We Are All The Same In The Dark

Mysterious Book Report No. 414

by John Dwaine McKenna

In one of the most highly anticipated novels of the 2020 summer reading season, international best-selling thriller writer Julia Heaberlin grabs the reader’s attention in her first sentence; “It takes about eight to ten hours to hand-dig a grave, more if you was doing it in the dark.”, and never lets go.

We Are All The Same In The Dark, (Ballentine Books, $27.00, 336 pages, ISBN 978-0-525-62167-6), begins with the discovery of a nameless, wounded and mute young girl.  Missing her left eye and severely dehydrated, she’s found lying in a pasture alongside a busy highway on a blazing hot Texas afternoon . . . surrounded by dandelions she’s picked and placed as a talisman to protect her.

But Wyatt Branson, the man who finds the girl and takes her to his home, has a shadowed and suspicious past.  He’s the only suspect in the presumed murder and disappearance of his sister Trumanell, who left only a bloody handprint when she disappeared, ten years earlier.

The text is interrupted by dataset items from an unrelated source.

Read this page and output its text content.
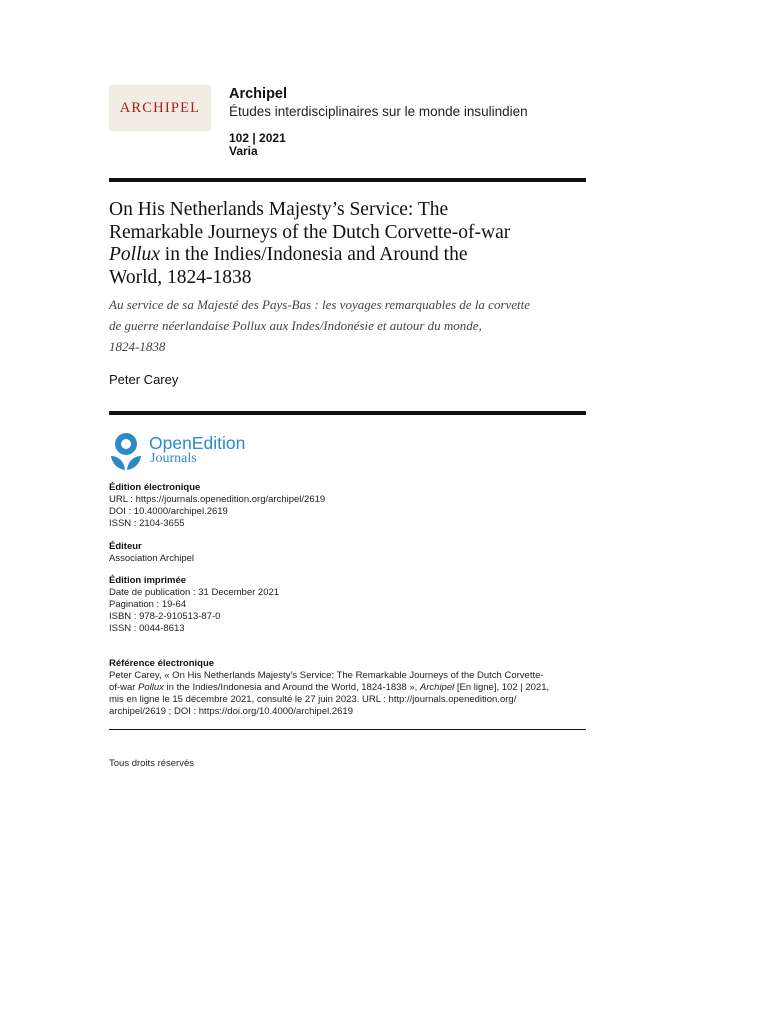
ARCHIPEL
Archipel
Études interdisciplinaires sur le monde insulindien
102 | 2021
Varia
On His Netherlands Majesty’s Service: The
Remarkable Journeys of the Dutch Corvette-of-war
Pollux in the Indies/Indonesia and Around the
World, 1824-1838
Au service de sa Majesté des Pays-Bas : les voyages remarquables de la corvette
de guerre néerlandaise Pollux aux Indes/Indonésie et autour du monde,
1824-1838
Peter Carey
OpenEdition
Journals
Édition électronique
URL : https://journals.openedition.org/archipel/2619
DOI : 10.4000/archipel.2619
ISSN : 2104-3655
Éditeur
Association Archipel
Édition imprimée
Date de publication : 31 December 2021
Pagination : 19-64
ISBN : 978-2-910513-87-0
ISSN : 0044-8613
Référence électronique
Peter Carey, « On His Netherlands Majesty’s Service: The Remarkable Journeys of the Dutch Corvette-
of-war Pollux in the Indies/Indonesia and Around the World, 1824-1838 », Archipel [En ligne], 102 | 2021,
mis en ligne le 15 décembre 2021, consulté le 27 juin 2023. URL : http://journals.openedition.org/
archipel/2619 ; DOI : https://doi.org/10.4000/archipel.2619
Tous droits réservés
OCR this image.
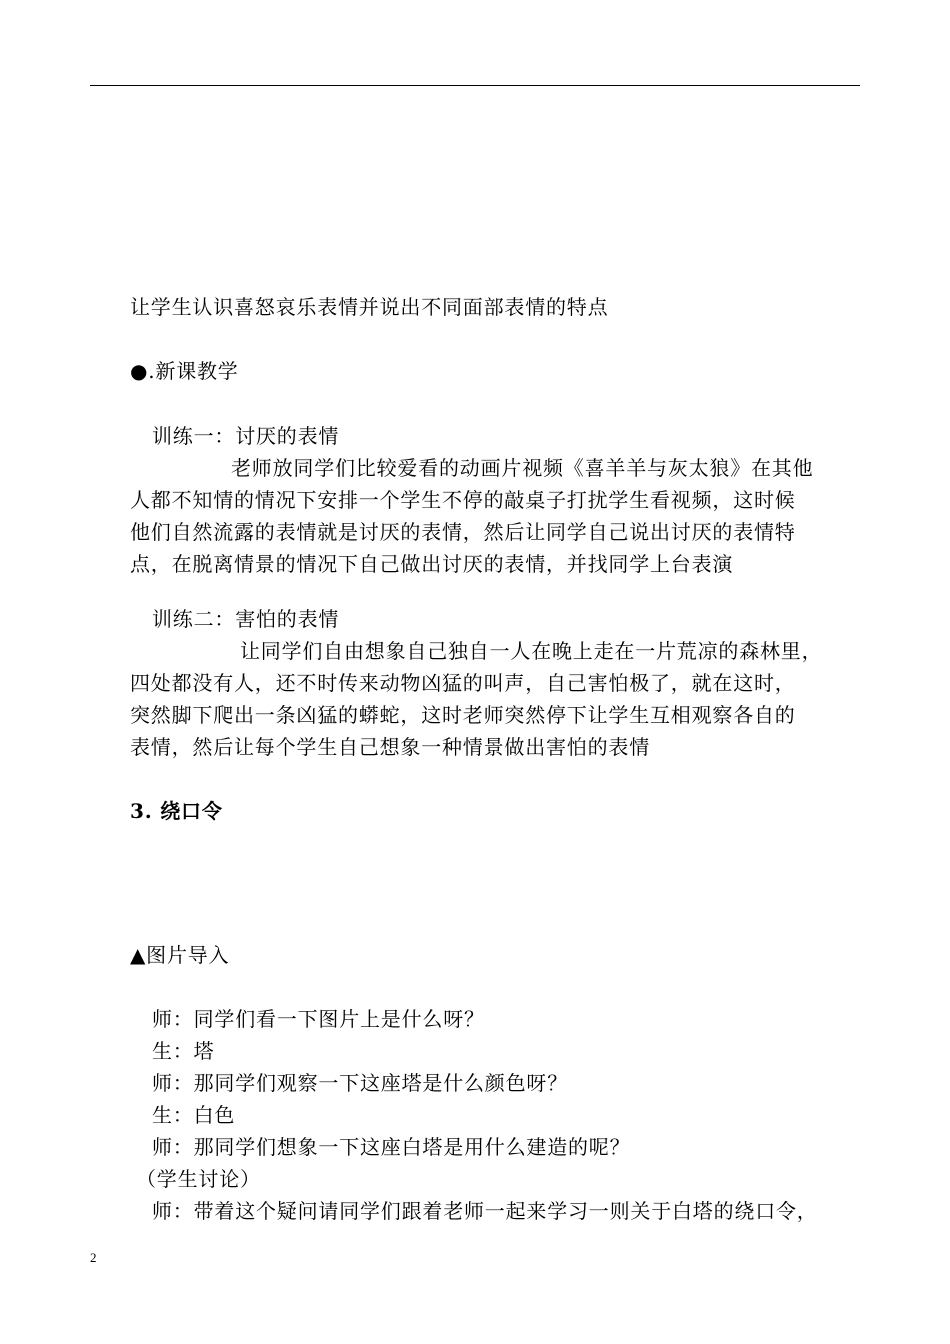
让学生认识喜怒哀乐表情并说出不同面部表情的特点
●.新课教学
训练一：讨厌的表情
老师放同学们比较爱看的动画片视频《喜羊羊与灰太狼》在其他
人都不知情的情况下安排一个学生不停的敲桌子打扰学生看视频，这时候
他们自然流露的表情就是讨厌的表情，然后让同学自己说出讨厌的表情特
点，在脱离情景的情况下自己做出讨厌的表情，并找同学上台表演
训练二：害怕的表情
让同学们自由想象自己独自一人在晚上走在一片荒凉的森林里，
四处都没有人，还不时传来动物凶猛的叫声，自己害怕极了，就在这时，
突然脚下爬出一条凶猛的蟒蛇，这时老师突然停下让学生互相观察各自的
表情，然后让每个学生自己想象一种情景做出害怕的表情
3. 绕口令
▲图片导入
师：同学们看一下图片上是什么呀？
生：塔
师：那同学们观察一下这座塔是什么颜色呀？
生：白色
师：那同学们想象一下这座白塔是用什么建造的呢？
（学生讨论）
师：带着这个疑问请同学们跟着老师一起来学习一则关于白塔的绕口令，
2
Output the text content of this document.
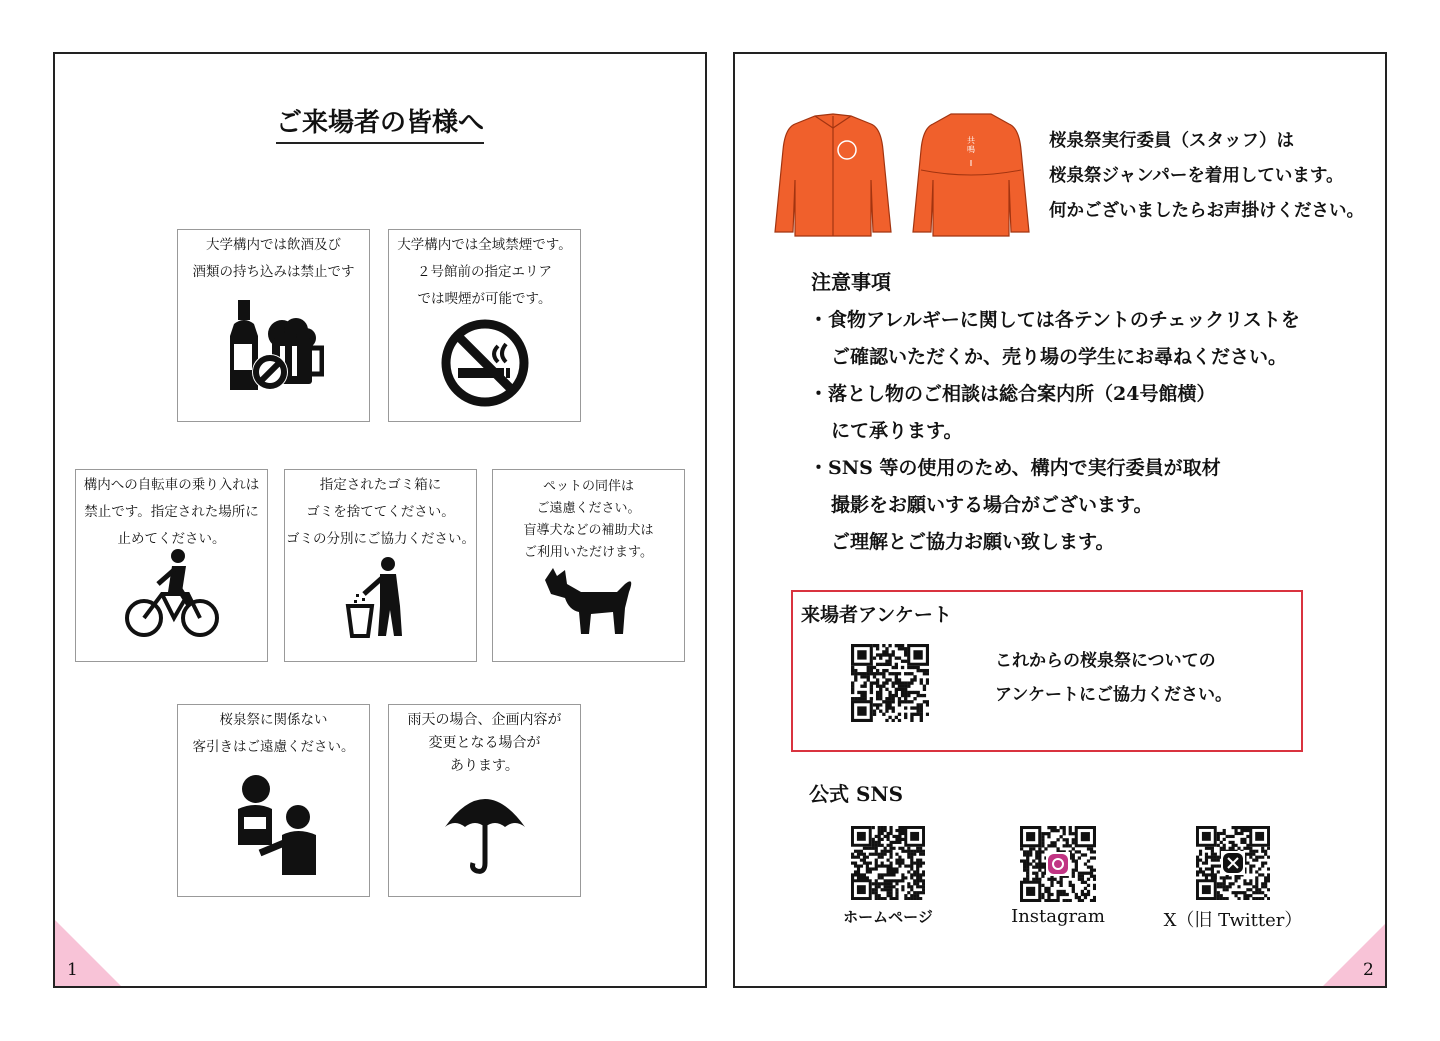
ご来場者の皆様へ
大学構内では飲酒及び
酒類の持ち込みは禁止です
大学構内では全域禁煙です。
２号館前の指定エリア
では喫煙が可能です。
構内への自転車の乗り入れは
禁止です。指定された場所に
止めてください。
指定されたゴミ箱に
ゴミを捨ててください。
ゴミの分別にご協力ください。
ペットの同伴は
ご遠慮ください。
盲導犬などの補助犬は
ご利用いただけます。
桜泉祭に関係ない
客引きはご遠慮ください。
雨天の場合、企画内容が
変更となる場合が
あります。
1
共鳴	桜泉祭実行委員（スタッフ）は
桜泉祭ジャンパーを着用しています。
何かございましたらお声掛けください。
注意事項
・食物アレルギーに関しては各テントのチェックリストを
ご確認いただくか、売り場の学生にお尋ねください。
・落とし物のご相談は総合案内所（24号館横）
にて承ります。
・SNS 等の使用のため、構内で実行委員が取材
撮影をお願いする場合がございます。
ご理解とご協力お願い致します。
来場者アンケート
これからの桜泉祭についての
アンケートにご協力ください。
公式 SNS
ホームページ	Instagram	X（旧 Twitter）
2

The abandoned girl is soon picked up by a woman named Odette Tucker, the town’s newest and youngest cop, who stashes the girl in a safe house and gives her the name “Angel,” because she fears that Angel’s discovery will re-inflame the small town where anger, suspicion and mob mentality still seethe just beneath the veneer of a quiet, peaceful place.  It’s the most notorious cold case in Texas history, and although the police have cleared Wyatt, the town, and a recent TV documentary, have not.  It’s left the citizens of the place on the verge of an explosive and violent reckoning.

But the tale becomes more complex and intriguing with each chapter, as the plot layers are exposed and the secrets of small town life . . . where everyone knows, is genetically linked to, or has had an intimate relationship with everyone else . . . come to light, one by one.

There’s an old saying that goes: “God made the wilderness, and man made the cities . . . but the devil made the small town.” Julia Heaberlin has tapped into the beating heart of that sentiment and drawn it’s essence, before putting it into elegant, attention-grabbing, carefully composed prose.  We Are All The Same In The Dark is a psychological tour de force.  It is one of the most arresting novels in many years and getting rave reviews from everyone who’s seen it.  Read it for yourself and see why!